Do jeito que está, inibe investigações. Não há dúvida que a lei precisa ser atualizada, é de 1965 e foi criada na época da ditadura, para não dar problemas aos agentes do regime. A discussão tem de ter calma. Não está no ritmo perfeito, mas pelo menos o Senado não votou a toque de caixa, como queria no ano passado o senador Renan Calheiros. Houve uma colaboração de todas as entidades da magistratura, que foram acatadas em parte.

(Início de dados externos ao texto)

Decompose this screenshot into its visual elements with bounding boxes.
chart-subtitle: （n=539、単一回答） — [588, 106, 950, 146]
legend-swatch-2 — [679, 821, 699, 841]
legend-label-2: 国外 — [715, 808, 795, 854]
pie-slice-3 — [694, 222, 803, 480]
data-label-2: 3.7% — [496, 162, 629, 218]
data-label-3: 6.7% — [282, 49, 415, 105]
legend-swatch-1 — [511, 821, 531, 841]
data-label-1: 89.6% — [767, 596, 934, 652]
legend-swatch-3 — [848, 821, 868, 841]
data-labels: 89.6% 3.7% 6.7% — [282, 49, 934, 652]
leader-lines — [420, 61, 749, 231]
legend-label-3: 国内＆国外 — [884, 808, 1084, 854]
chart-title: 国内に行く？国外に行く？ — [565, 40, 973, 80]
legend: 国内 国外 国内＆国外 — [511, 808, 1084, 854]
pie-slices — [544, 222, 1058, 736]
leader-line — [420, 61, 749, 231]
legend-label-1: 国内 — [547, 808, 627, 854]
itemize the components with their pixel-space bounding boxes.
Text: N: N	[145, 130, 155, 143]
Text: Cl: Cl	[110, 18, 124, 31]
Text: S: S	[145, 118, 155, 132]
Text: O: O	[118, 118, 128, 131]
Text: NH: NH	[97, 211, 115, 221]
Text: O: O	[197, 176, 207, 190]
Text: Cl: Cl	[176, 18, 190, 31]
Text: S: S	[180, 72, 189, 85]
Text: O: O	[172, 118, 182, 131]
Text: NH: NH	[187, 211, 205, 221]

O projeto está melhor, mas dois problemas restaram: um é o crime de hermenêutica, o outro é a ação penal concorrente, na qual qualquer suposta vítima de abuso de autoridade pode processar criminalmente o agente do Estado, seja fiscal, juiz ou promotor. Isso permite que um bandido, chefe de quadrilha do crime organizado, processe criminalmente um juiz. Há 5 mil anos a humanidade chegou a conclusão de que a vingança privada não é solução. Por isso que em todos os países do mundo, a titularidade do processo penal é do Estado, por meio do Ministério Público.
Esse é o momento ideal de votar o projeto?
Não. O Senado tem plena autonomia para debater o assunto. Fui o primeiro a dizer que é um tema necessário. Mas o Brasil sobreviveu com a lei atual nesses 52 anos. Os principais pontos que o texto aborda já estão atendidos por outros tipos penais. Por que fazer agora, no momento em que você tem grandes operações – a Lava-Jato é a principal, mas não é a única – envolvendo congressistas? Um terço do Senado está sendo investigado no Supremo Tribunal Federal.
Trata-se de retaliação?
Qualquer atitude que o Senado tenha pode ser vista como retaliação. O relator do projeto, senador Roberto Requião, há muitos anos tem visão crítica sobre certas pessoas do Judiciário e do Ministério Público. Não identifico nele qualquer intenção de atacar a Lava-Jato. Isso não quer dizer que não existam pessoas se aproveitando da discussão para tipificar situações que ataquem a Lava-Jato. Sem dúvida nenhuma, está acontecendo porque há algumas coisas sendo colocadas no projeto que têm endereço certo.
A operação cometeu abusos, como excesso de prisões e conduções coercitivas e a própria decisão do juiz Sergio Moro de obrigar o ex-presidente Lula a comparecer a todas as audiências de testemunhas?
A defesa do ex-presidente recorreu. Não se pode determinar uma diferença de interpretação como abuso de autoridade. O juiz justificou sua decisão, o normal são oito testemunhas. A defesa apresentou 87 e ele deferiu, embora tenha exigido a presença do réu. Isso é uma discussão comum, normal do processo. Sobre a condução coercitiva, ela não está expressa em lei, mas é admitida em todas as instâncias do Judiciário porque é menor do que a prisão temporária. Ela não tem apenas a função de ouvir, mas sim ouvir naquele momento, sem possibilidade de combinação de versões, e também retira a pessoa daquele ambiente porque se está coletando provas. Se fala em 200 conduções coercitivas na Lava-Jato, mas só a do Lula foi tratada como absurda. Nenhum outro réu reclamou. É direito transformar isso em discurso político, mas do ponto de vista técnico não há nada de mais.